Le livre semble affirmer que Être écrivain implique une forme de résistanceIl s'agit de soutenir son regard là où les autres détournent le sien, de longer le bord du précipice sans aucune garantie, et d'accepter que le chemin puisse se révéler impraticable pour certains lecteurs. C'est une littérature qui prend le risque de perdre ceux qui recherchent des récits linéaires et ordonnés.

Cette résistance s'exprime également dans le la manière dont Labatut relate le silence, les lacunes et les videsAu lieu de les noyer sous les explications, il les met en valeur et en fait le cœur même de l'expérience de lecture. Ce qui est tu, omis ou contredit finit par être tout aussi important que ce qui est explicitement énoncé.

L'idée sous-jacente persiste toujours que il faut se laisser emporter par le délire de l'imagination Pour accomplir quelque chose de significatif. Il ne s'agit pas de perdre le contrôle sans raison, mais d'accepter que l'esprit, libéré des contraintes de la logique quotidienne, puisse découvrir de nouvelles façons de comprendre et d'interpréter le monde.

Ainsi, « L’Antarctique commence ici » devient une déclaration de principes: le rappel que la littérature peut être un espace où les règles sont discutées, les genres mélangés et la raison relativisée, sans qu'il soit nécessaire de rechercher des applaudissements faciles ou le réconfort immédiat du lecteur.

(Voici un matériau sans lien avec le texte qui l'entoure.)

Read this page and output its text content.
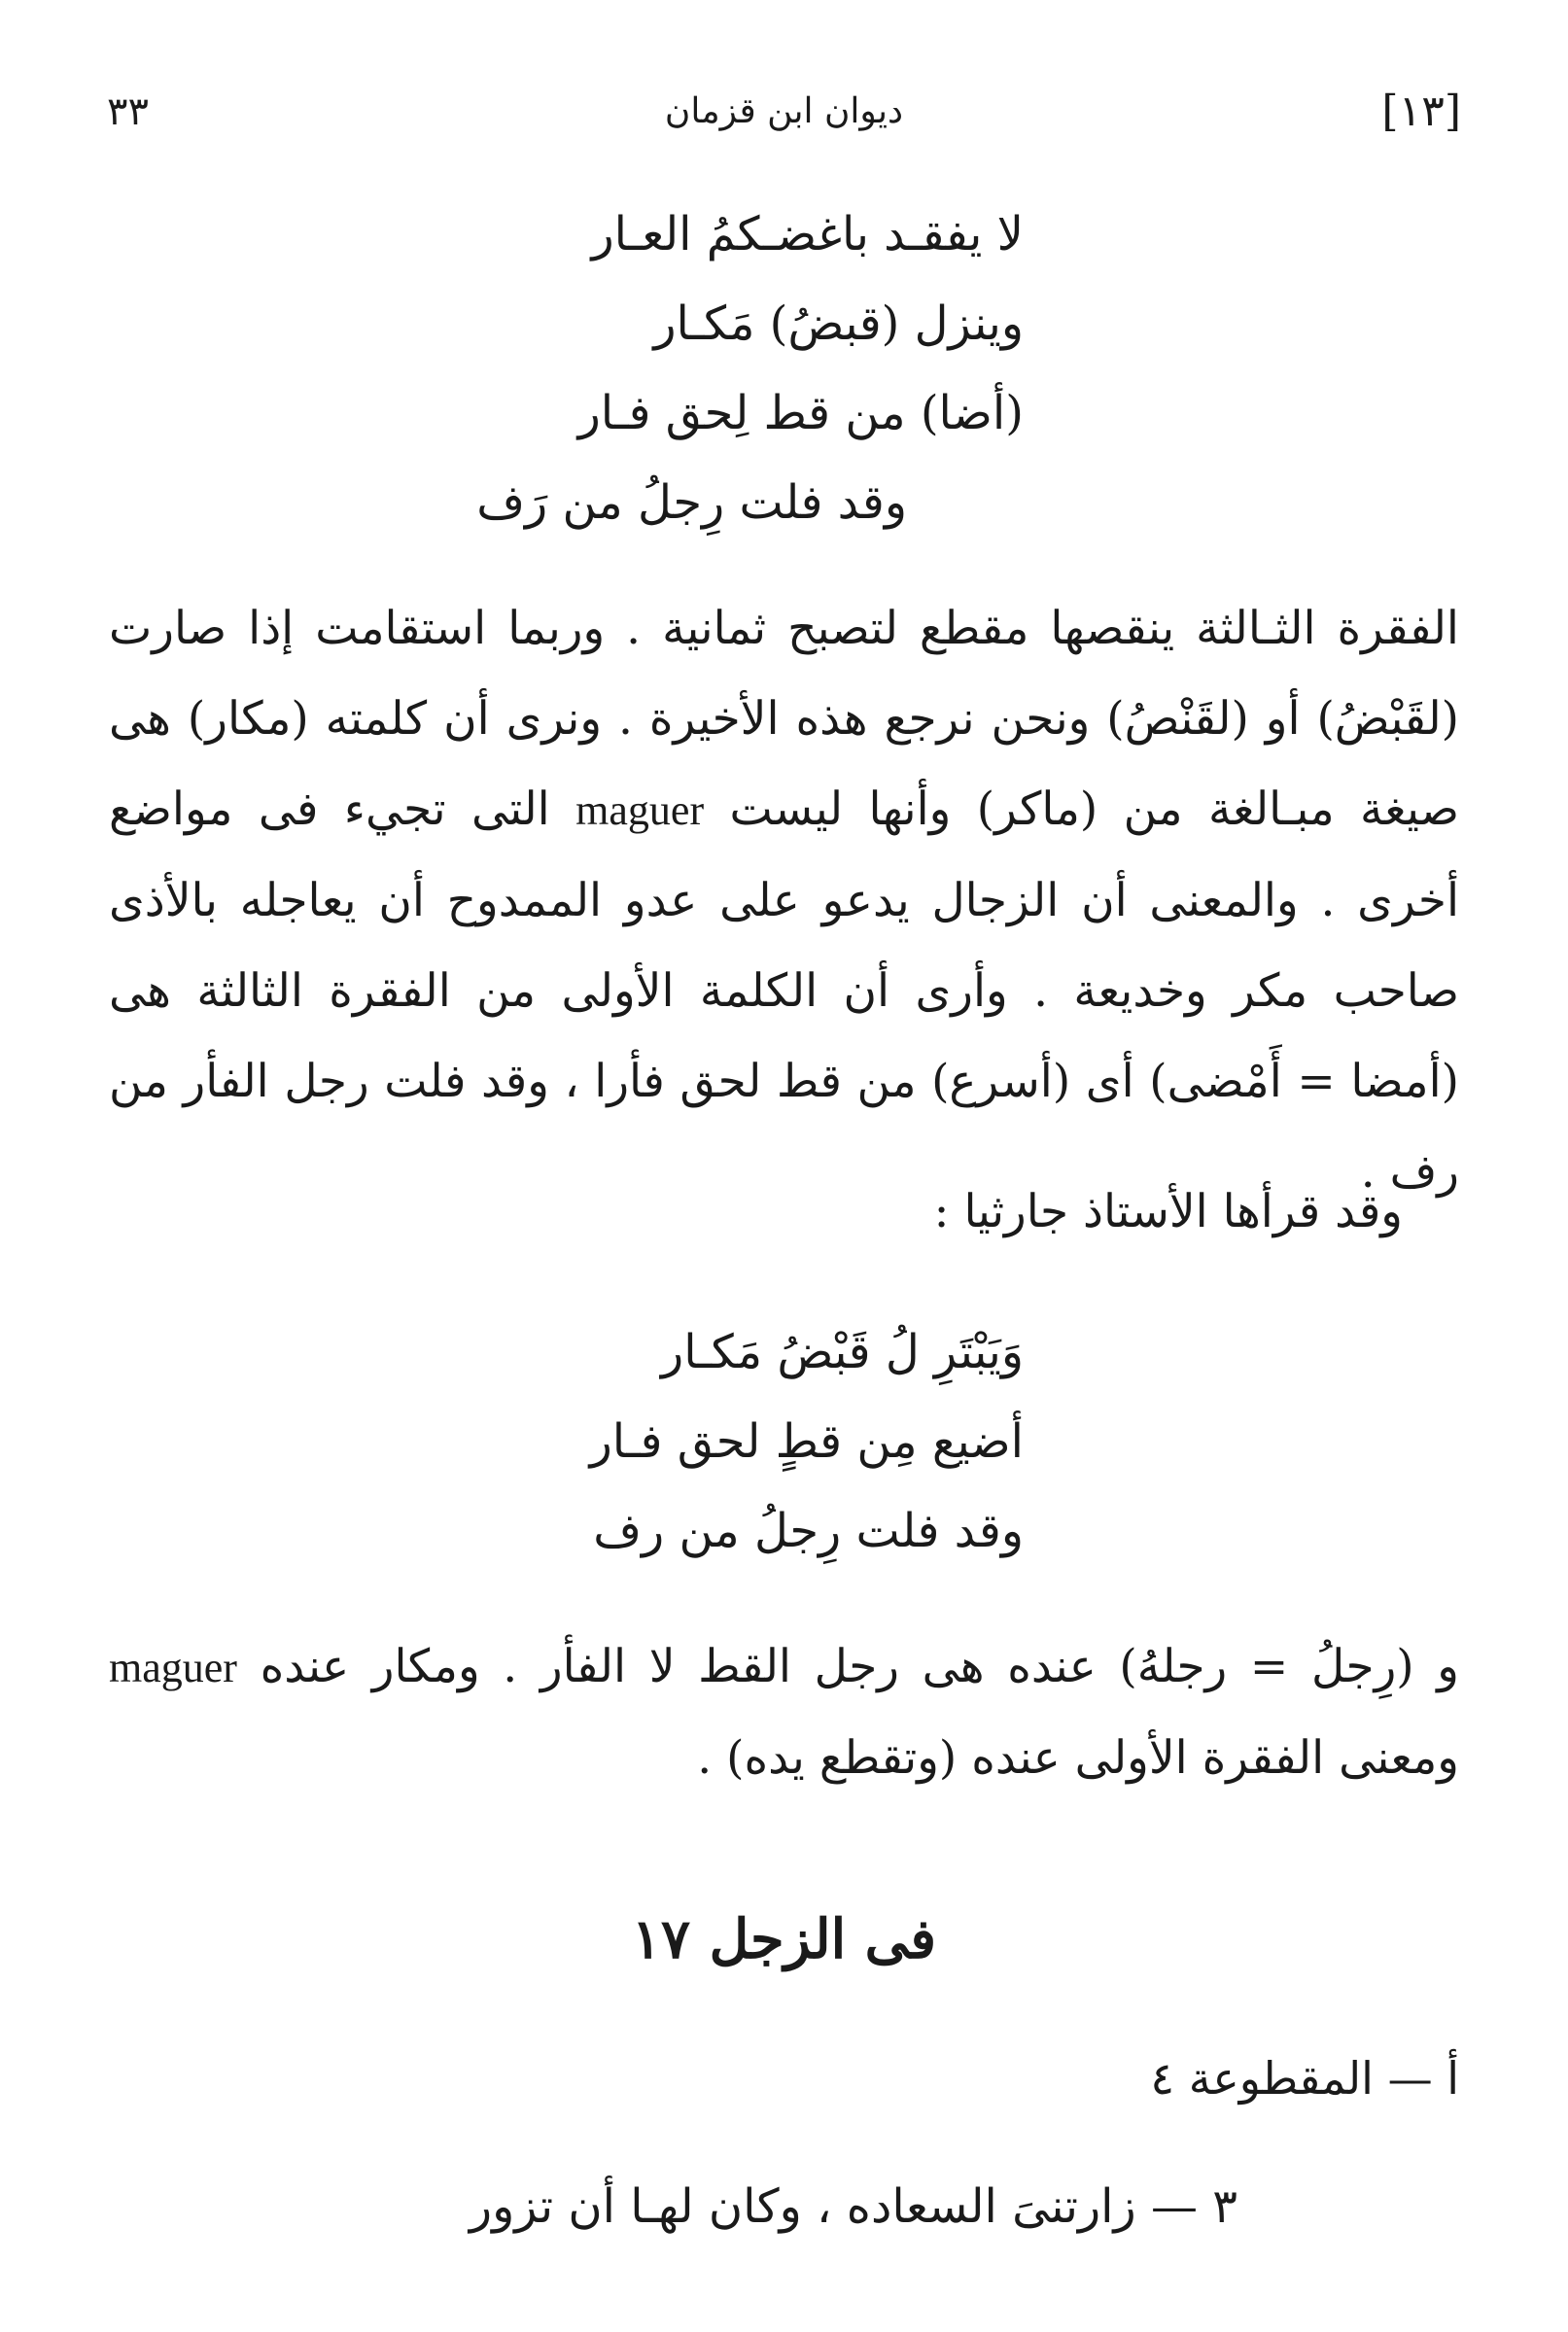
[١٣]
ديوان ابن قزمان
٣٣
لا يفقـد باغضـكمُ العـار
وينزل (قبضُ) مَكـار
(أضا) من قط لِحق فـار
وقد فلت رِجلُ من رَف
الفقرة الثـالثة ينقصها مقطع لتصبح ثمانية . وربما استقامت إذا صارت (لقَبْضُ) أو (لقَنْصُ) ونحن نرجع هذه الأخيرة . ونرى أن كلمته (مكار) هى صيغة مبـالغة من (ماكر) وأنها ليست maguer التى تجيء فى مواضع أخرى . والمعنى أن الزجال يدعو على عدو الممدوح أن يعاجله بالأذى صاحب مكر وخديعة . وأرى أن الكلمة الأولى من الفقرة الثالثة هى (أمضا = أَمْضى) أى (أسرع) من قط لحق فأرا ، وقد فلت رجل الفأر من رف .
وقد قرأها الأستاذ جارثيا :
وَيَبْتَرِ لُ قَبْضُ مَكـار
أضيع مِن قطٍ لحق فـار
وقد فلت رِجلُ من رف
و (رِجلُ = رجلهُ) عنده هى رجل القط لا الفأر . ومكار عنده maguer ومعنى الفقرة الأولى عنده (وتقطع يده) .
فى الزجل ١٧
أ — المقطوعة ٤
٣ — زارتنىَ السعاده ، وكان لهـا أن تزور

Présence en librairie et recommandations en Espagne

La republication de ces récits par Anagrama ne se fait pas de manière isolée, mais à un moment où Benjamin Labatut bénéficie déjà d'un lectorat fidèle. En Espagne et dans une grande partie de l'Europe, ses ouvrages les plus récents ont suscité un intérêt croissant et figurent dans les listes des meilleurs livres de l'année publiées par divers médias.

Dans ce contexte, Le livre Antarctica Begins Here commence également à apparaître dans les listes de recommandations.Surtout lors de dates importantes pour le monde du livre, comme la Sant Jordi en Catalogne. Certaines sélections le présentent aux côtés de romans d'amour, de fantasy, de science-fiction ou d'essais, ce qui témoigne de la diversité des ouvrages proposés sur les tables des nouveautés.

Ces listes comprennent des titres tels que Le club de l'oubli par Alice Kellen, Vera, une histoire d'amour par Juan del Val, Hamnet par Maggie O'Farrell ou La fille la plus intelligente que je connaisse par Sara Barquinero avec Le recueil de nouvelles de LabatutLa présence de ce livre parmi des options aussi diverses suggère qu'il est perçu comme un choix intéressant pour les lecteurs en quête de quelque chose de moins prévisible.

Pour tous ceux qui, en Espagne, envisagent de Offrez un livre en cadeau lors de la Sant Jordi ou d'autres fêtes.Ce recueil peut servir d'alternative aux best-sellers habituels : il ne s'agit pas d'une lecture facile ni d'un ouvrage conçu simplement pour se détendre, mais d'une proposition différente qui invite à la conversation, à la discussion et à la relecture.

Considéré dans son ensemble, ce recueil de nouvelles s'impose comme un une pièce maîtresse pour comprendre le parcours créatif de Benjamín Labatut, un livre qui dialogue avec son œuvre plus tardive et qui, en même temps, possède sa propre identité en tant que recueil d'histoires qui remettent en question les normes et jouent avec les limites de la réalité, du corps et de l'esprit.